第10話 世間は意外と狭かった

「おかえりなさいまし」


 夕方に帰寮して早々、玄関でユタの気持ち悪い挨拶を受けた。


「我ら寮生一同の希望の星でいらっしゃる志水同志に対しての本日の無礼な行動の数々、わたくし、大変反省しております。あっ、お体にスギ花粉が……」


「触んな。おまえの目だと本当に花粉が見えてそうで怖いわ」


 無遠慮に伸びてきたユタの手を全力で引っぱたいて退ける。

 ついてくるな、とユタを追い払いながら自分の名前が書かれた靴箱を開けた。しかしなぜかそこにあるはずのスリッパが見当たらない。

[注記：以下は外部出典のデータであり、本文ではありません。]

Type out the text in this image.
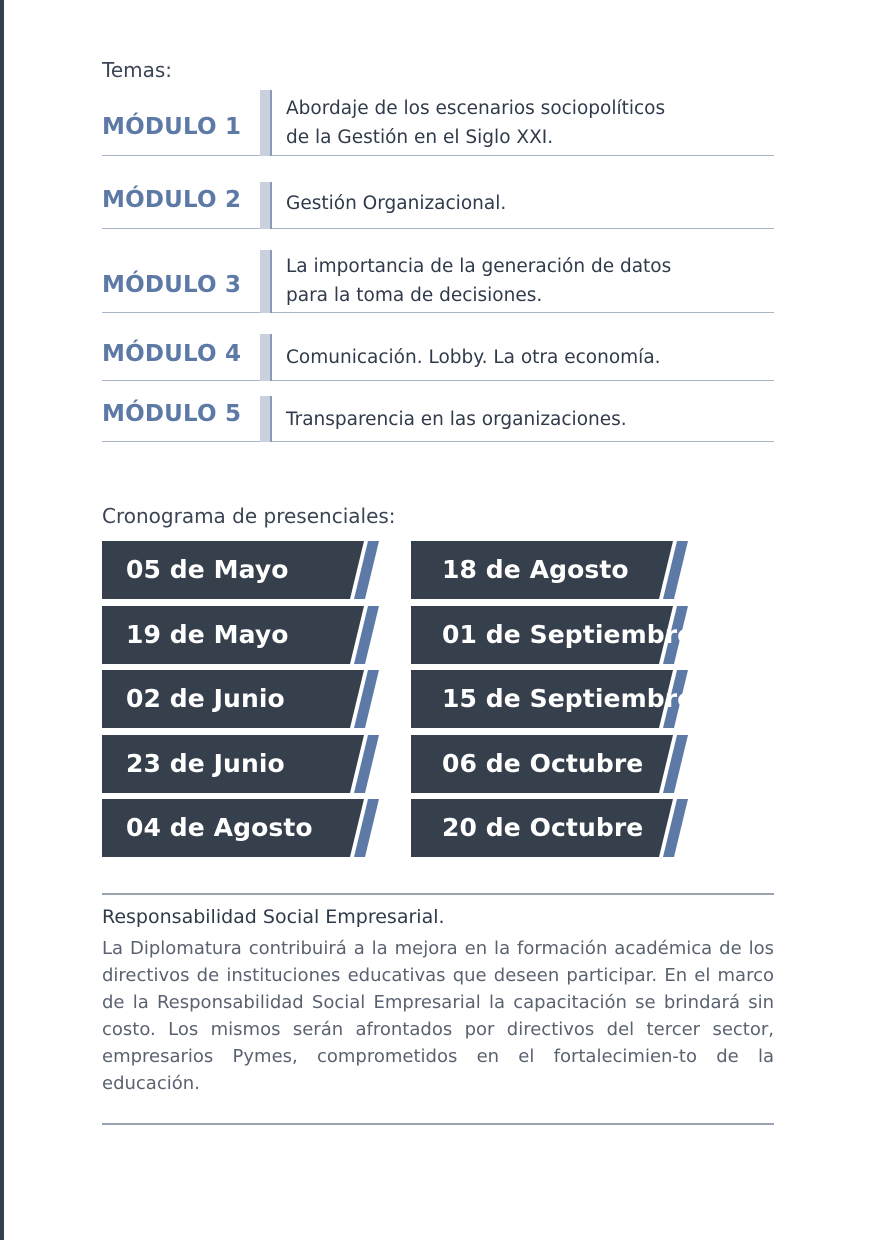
Temas:
MÓDULO 1
Abordaje de los escenarios sociopolíticos
de la Gestión en el Siglo XXI.
MÓDULO 2 Gestión Organizacional.
MÓDULO 3
La importancia de la generación de datos
para la toma de decisiones.
MÓDULO 4 Comunicación. Lobby. La otra economía.
MÓDULO 5 Transparencia en las organizaciones.
Cronograma de presenciales:
05 de Mayo
19 de Mayo
02 de Junio
23 de Junio
04 de Agosto
18 de Agosto
01 de Septiembre
15 de Septiembre
06 de Octubre
20 de Octubre
Responsabilidad Social Empresarial.
La Diplomatura contribuirá a la mejora en la formación académica de los directivos de instituciones educativas que deseen participar. En el marco de la Responsabilidad Social Empresarial la capacitación se brindará sin costo. Los mismos serán afrontados por directivos del tercer sector, empresarios Pymes, comprometidos en el fortalecimien-to de la educación.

 おかしいなと首を捻っていると、まだしつこく傍らにいたユタがおもむろに懐から揃いのスリッパを取り出した。


「それがし、温めておきましたゆえ」


「黙れこのサル! 生温かすぎてこんなもん履けるかバカヤロウ!」


 怒りに駆られたおれはやつの顔面目掛け、受けとったスリッパを力いっぱい投げつけてやった。だが至近距離からの攻撃だったにもかかわらず、まさに猿のごとき敏捷さでユタは間一髪避けやがった。

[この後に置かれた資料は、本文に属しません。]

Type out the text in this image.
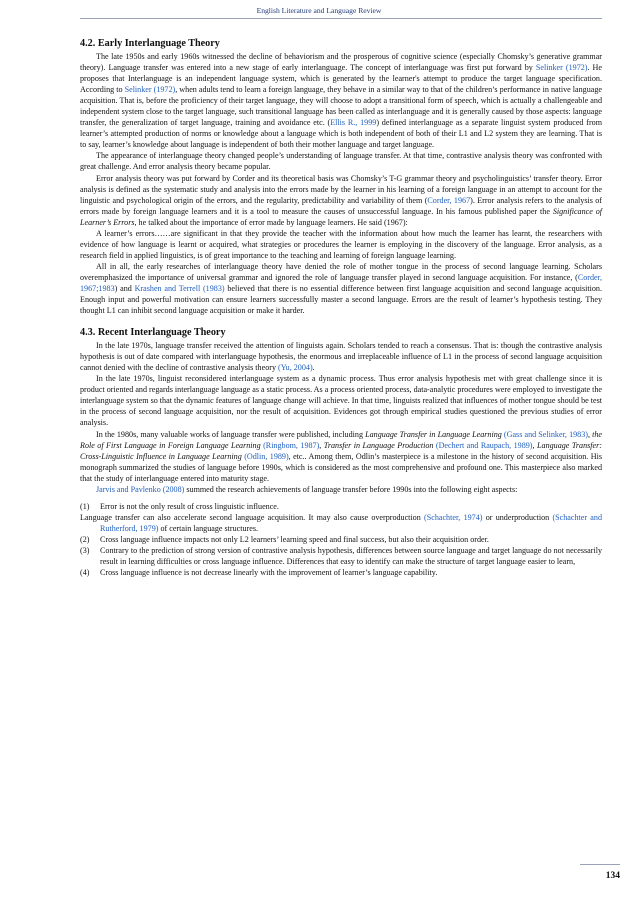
English Literature and Language Review
4.2. Early Interlanguage Theory

The late 1950s and early 1960s witnessed the decline of behaviorism and the prosperous of cognitive science (especially Chomsky’s generative grammar theory). Language transfer was entered into a new stage of early interlanguage. The concept of interlanguage was first put forward by Selinker (1972). He proposes that Interlanguage is an independent language system, which is generated by the learner's attempt to produce the target language specification. According to Selinker (1972), when adults tend to learn a foreign language, they behave in a similar way to that of the children’s performance in native language acquisition. That is, before the proficiency of their target language, they will choose to adopt a transitional form of speech, which is actually a challengeable and independent system close to the target language, such transitional language has been called as interlanguage and it is generally caused by those aspects: language transfer, the generalization of target language, training and avoidance etc. (Ellis R., 1999) defined interlanguage as a separate linguist system produced from learner’s attempted production of norms or knowledge about a language which is both independent of both of their L1 and L2 system they are learning. That is to say, learner’s knowledge about language is independent of both their mother language and target language.

The appearance of interlanguage theory changed people’s understanding of language transfer. At that time, contrastive analysis theory was confronted with great challenge. And error analysis theory became popular.

Error analysis theory was put forward by Corder and its theoretical basis was Chomsky’s T-G grammar theory and psycholinguistics’ transfer theory. Error analysis is defined as the systematic study and analysis into the errors made by the learner in his learning of a foreign language in an attempt to account for the linguistic and psychological origin of the errors, and the regularity, predictability and variability of them (Corder, 1967). Error analysis refers to the analysis of errors made by foreign language learners and it is a tool to measure the causes of unsuccessful language. In his famous published paper the Significance of Learner’s Errors, he talked about the importance of error made by language learners. He said (1967):

A learner’s errors……are significant in that they provide the teacher with the information about how much the learner has learnt, the researchers with evidence of how language is learnt or acquired, what strategies or procedures the learner is employing in the discovery of the language. Error analysis, as a research field in applied linguistics, is of great importance to the teaching and learning of foreign language learning.

All in all, the early researches of interlanguage theory have denied the role of mother tongue in the process of second language learning. Scholars overemphasized the importance of universal grammar and ignored the role of language transfer played in second language acquisition. For instance, (Corder, 1967;1983) and Krashen and Terrell (1983) believed that there is no essential difference between first language acquisition and second language acquisition. Enough input and powerful motivation can ensure learners successfully master a second language. Errors are the result of learner’s hypothesis testing. They thought L1 can inhibit second language acquisition or make it harder.

4.3. Recent Interlanguage Theory

In the late 1970s, language transfer received the attention of linguists again. Scholars tended to reach a consensus. That is: though the contrastive analysis hypothesis is out of date compared with interlanguage hypothesis, the enormous and irreplaceable influence of L1 in the process of second language acquisition cannot denied with the decline of contrastive analysis theory (Yu, 2004).

In the late 1970s, linguist reconsidered interlanguage system as a dynamic process. Thus error analysis hypothesis met with great challenge since it is product oriented and regards interlanguage language as a static process. As a process oriented process, data-analytic procedures were employed to investigate the interlanguage system so that the dynamic features of language change will achieve. In that time, linguists realized that influences of mother tongue should be test in the process of second language acquisition, nor the result of acquisition. Evidences got through empirical studies questioned the previous studies of error analysis.

In the 1980s, many valuable works of language transfer were published, including Language Transfer in Language Learning (Gass and Selinker, 1983), the Role of First Language in Foreign Language Learning (Ringbom, 1987), Transfer in Language Production (Dechert and Raupach, 1989), Language Transfer: Cross-Linguistic Influence in Language Learning (Odlin, 1989), etc.. Among them, Odlin’s masterpiece is a milestone in the history of second acquisition. His monograph summarized the studies of language before 1990s, which is considered as the most comprehensive and profound one. This masterpiece also marked that the study of interlanguage entered into maturity stage.

Jarvis and Pavlenko (2008) summed the research achievements of language transfer before 1990s into the following eight aspects:

(1)	Error is not the only result of cross linguistic influence.

Language transfer can also accelerate second language acquisition. It may also cause overproduction (Schachter, 1974) or underproduction (Schachter and Rutherford, 1979) of certain language structures.

(2)	Cross language influence impacts not only L2 learners’ learning speed and final success, but also their acquisition order.
(3)	Contrary to the prediction of strong version of contrastive analysis hypothesis, differences between source language and target language do not necessarily result in learning difficulties or cross language influence. Differences that easy to identify can make the structure of target language easier to learn,
(4)	Cross language influence is not decrease linearly with the improvement of learner’s language capability.
134
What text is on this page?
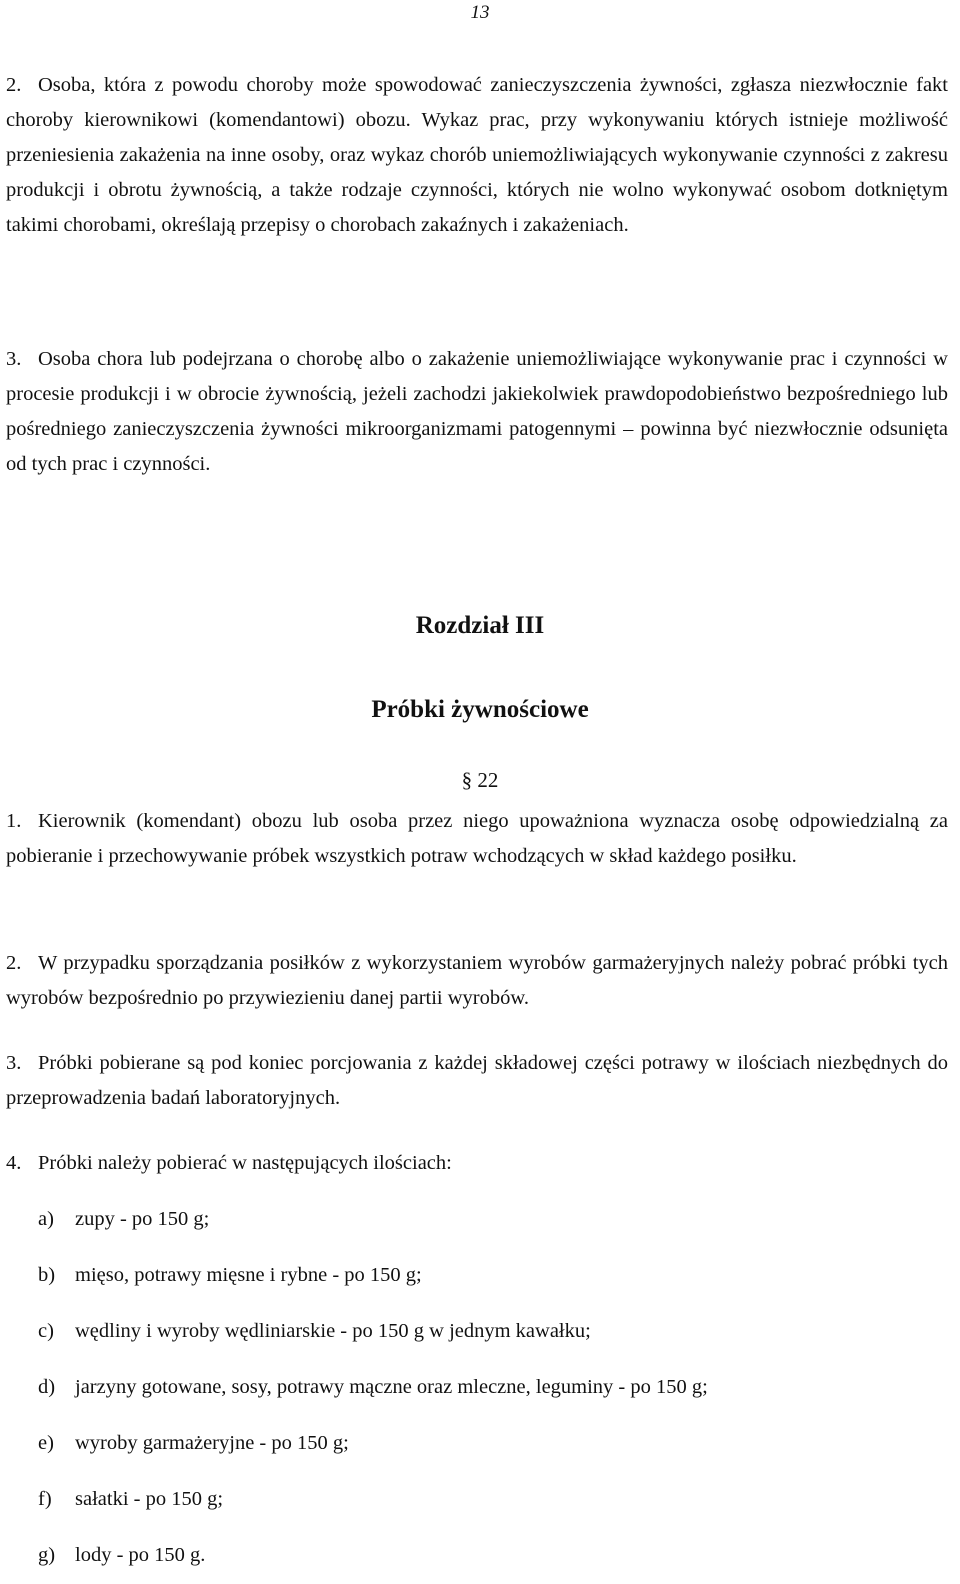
13
2. Osoba, która z powodu choroby może spowodować zanieczyszczenia żywności, zgłasza niezwłocznie fakt choroby kierownikowi (komendantowi) obozu. Wykaz prac, przy wykonywaniu których istnieje możliwość przeniesienia zakażenia na inne osoby, oraz wykaz chorób uniemożliwiających wykonywanie czynności z zakresu produkcji i obrotu żywnością, a także rodzaje czynności, których nie wolno wykonywać osobom dotkniętym takimi chorobami, określają przepisy o chorobach zakaźnych i zakażeniach.
3. Osoba chora lub podejrzana o chorobę albo o zakażenie uniemożliwiające wykonywanie prac i czynności w procesie produkcji i w obrocie żywnością, jeżeli zachodzi jakiekolwiek prawdopodobieństwo bezpośredniego lub pośredniego zanieczyszczenia żywności mikroorganizmami patogennymi – powinna być niezwłocznie odsunięta od tych prac i czynności.
Rozdział III
Próbki żywnościowe
§ 22
1. Kierownik (komendant) obozu lub osoba przez niego upoważniona wyznacza osobę odpowiedzialną za pobieranie i przechowywanie próbek wszystkich potraw wchodzących w skład każdego posiłku.
2. W przypadku sporządzania posiłków z wykorzystaniem wyrobów garmażeryjnych należy pobrać próbki tych wyrobów bezpośrednio po przywiezieniu danej partii wyrobów.
3. Próbki pobierane są pod koniec porcjowania z każdej składowej części potrawy w ilościach niezbędnych do przeprowadzenia badań laboratoryjnych.
4. Próbki należy pobierać w następujących ilościach:
a) zupy - po 150 g;
b) mięso, potrawy mięsne i rybne - po 150 g;
c) wędliny i wyroby wędliniarskie - po 150 g w jednym kawałku;
d) jarzyny gotowane, sosy, potrawy mączne oraz mleczne, leguminy - po 150 g;
e) wyroby garmażeryjne - po 150 g;
f) sałatki - po 150 g;
g) lody - po 150 g.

 あわれにも奥の管理人室近くまで飛んでいくスリッパ。


 反省する素振りもみせず、ユタは不満そうに唇を尖らせた。その顔がまたふざけているとしか言いようがない。


「鉄板の秀吉ネタだったのにぃ」


「どの口が言ってんだ! ええおい、誠意の欠片もなくかつてのルームメイトを冤罪に陥れようとしたやつが!」


「おいおいジミー、おまえの辞書は冤罪の意味が間違ってるぞ? ちゃんとした辞書をおれが五千円くらいで売ってやろうか?」


 ぎゃあぎゃあとそんな愚にもつかぬやりとりを交わしていたおれたちだったが、「おうコラ!」と不意にドスの利いた声が降ってきてその場に凍りついてしまう。


「小僧ども、玄関先でぎゃあぎゃあ騒いでるんじゃねえよ」


 高校寮の管理人を務めている巨漢にして強面の二階堂さんだった。

 今年めでたく三十路を迎える二階堂さんはかつて大相撲の世界に身を投じており、幕下上位にまで番付を上げて十両へあと一歩のところに迫るほどだったという。

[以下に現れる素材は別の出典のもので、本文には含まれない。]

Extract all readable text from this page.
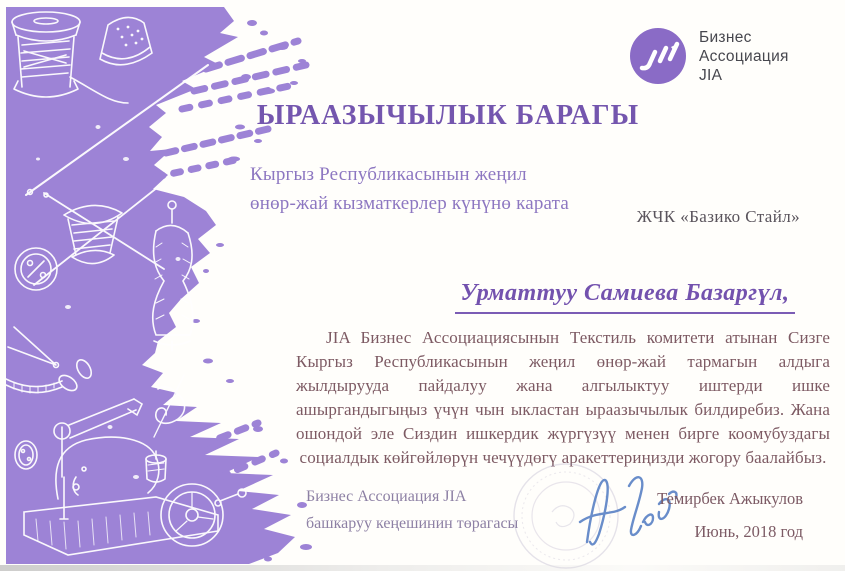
Бизнес
Ассоциация
JIA
ЫРААЗЫЧЫЛЫК БАРАГЫ
Кыргыз Республикасынын жеңил
өнөр-жай кызматкерлер күнүнө карата
ЖЧК «Базико Стайл»
Урматтуу Самиева Базаргүл,
JIA Бизнес Ассоциациясынын Текстиль комитети атынан Сизге Кыргыз Республикасынын жеңил өнөр-жай тармагын алдыга жылдырууда пайдалуу жана алгылыктуу иштерди ишке ашыргандыгыңыз үчүн чын ыкластан ыраазычылык билдиребиз. Жана ошондой эле Сиздин ишкердик жүргүзүү менен бирге коомубуздагы социалдык көйгөйлөрүн чечүүдөгү аракеттериңизди жогору баалайбыз.
Бизнес Ассоциация JIA
башкаруу кеңешинин төрагасы
Темирбек Ажыкулов
Июнь, 2018 год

 しかし稽古の際に大怪我を負って二十代半ばで失意の引退をし、その後は流れ流れて星見台学園に拾われたそうだ。


 間違いなく学園最強である二階堂さんに凄まれたおれたちは、すかさず「すんませんしたっ!」と直立不動の姿勢から深々と詫びを入れた。

 たっぷり十秒間は頭を下げていたおれたちに「おら、凡人はひたすら稽古あるのみだ。部屋戻って勉強しろ」と叱咤して、二階堂さんは悠然と大股で去っていく。


 その背中に向かって「あざーっす!」ともう一度頭を下げた。だが二階堂さんが寮監室へと消えるなり、ユタの野郎はおれの肩に馴れ馴れしく腕を回してきた。


「で、ジミー。女子寮とのイベントはいつだ」


「はあ? そんなもん、やるかどうかすら定かじゃねえよ」


「バカモノ! おまえってやつは、再び漢の信頼を裏切るつもりなのか?」


 忍なら足抜けは死をもって償わなけりゃならんのだぜ、とユタは言う。あいにく忍じゃありませんし、おまえらとの信頼関係ももうありませんから。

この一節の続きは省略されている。